蝸牛は、2種類の機械感覚細胞を用いて音を検出する。1列の内有毛細胞(IHC)がニューロンにシナプスを形成して感覚情報を脳に伝達するのに対し、3列の外有毛細胞(OHC)は聴覚入力を選択的に増幅する。これまでに、OHCの特異的な分化に関与する転写因子が2つ見つかっているが、我々の知る限り、IHCの分化に関係する因子は1つも特定されていない。OHCの分化に関連する転写因子の1つであるINSM1は、極めて重要な胚期の間に働いてOHCの運命を確立させ、OHCがIHCへと分化転換するのを防いでいる。INSM1がないと、胚のOHCではIHC特異的遺伝子のコアセットが誤って発現されることから、我々はこれらの遺伝子がIHCの分化に関与していると予測した。今回我々は、マウスで、これらの遺伝子の1つであるTbx2が、IHCとOHCの分化のマスター調節因子であることを見いだした。胚のIHCでTbx2を除去すると、これらの細胞はOHCとして発生し、Insm1などの初期のOHCマーカーを発現して、最終的にはIHCの位置で完全に成熟したOHCになった。
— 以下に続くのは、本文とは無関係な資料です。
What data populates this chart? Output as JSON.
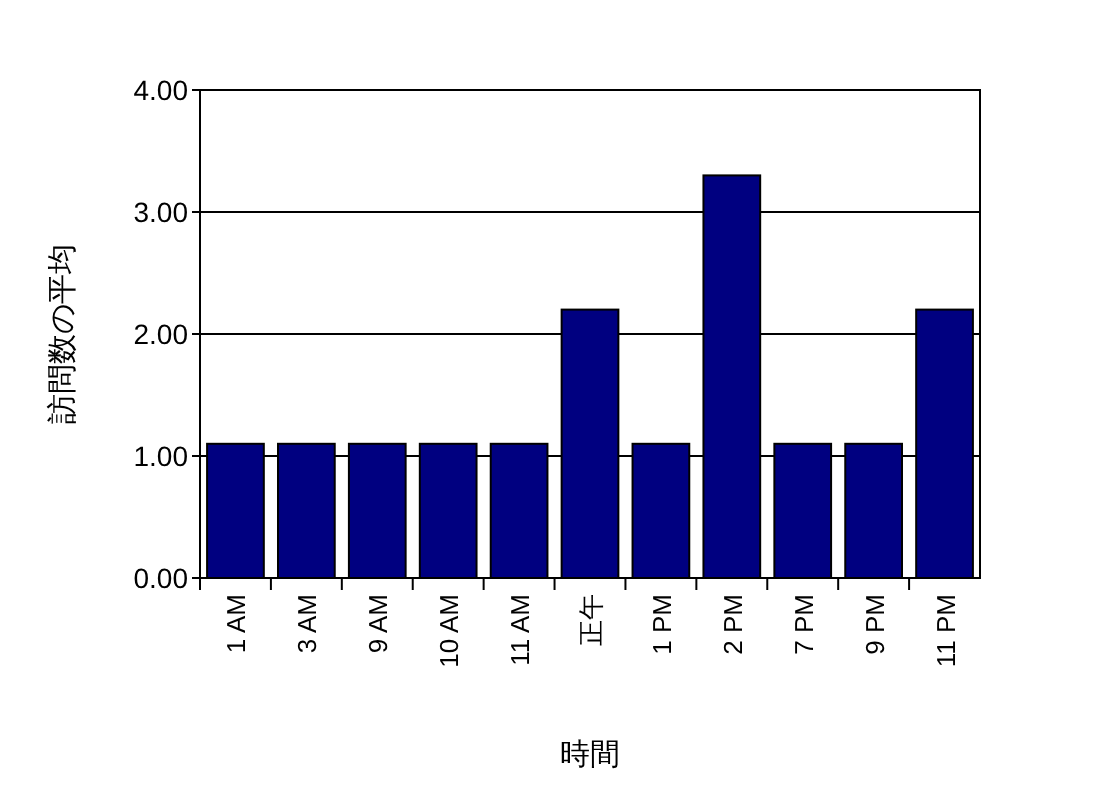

また、Tbx2Insm1に対して遺伝的に上位にあり、これら2つの遺伝子を欠く蝸牛ではOHCしか作られなかった。これは、TBX2が、正常なIHC分化だけでなく、INSM1欠損OHCのIHCへの異常な分化転換に必須であることを示唆している。その大部分が分化した出生後のIHCでTbx2を除去すると、これらの細胞は直接OHCに分化転換し、IHCの特徴が、胚のOHCの特徴ではなく、成熟したOHCの特徴に置き換えられた。さらに、OHCでTbx2を異所的に発現させると、これらの細胞はIHCに分化転換した。従って、Tbx2は、IHCとOHCを区別し、発生を通じてこれらの違いを維持するのに必要かつ十分である。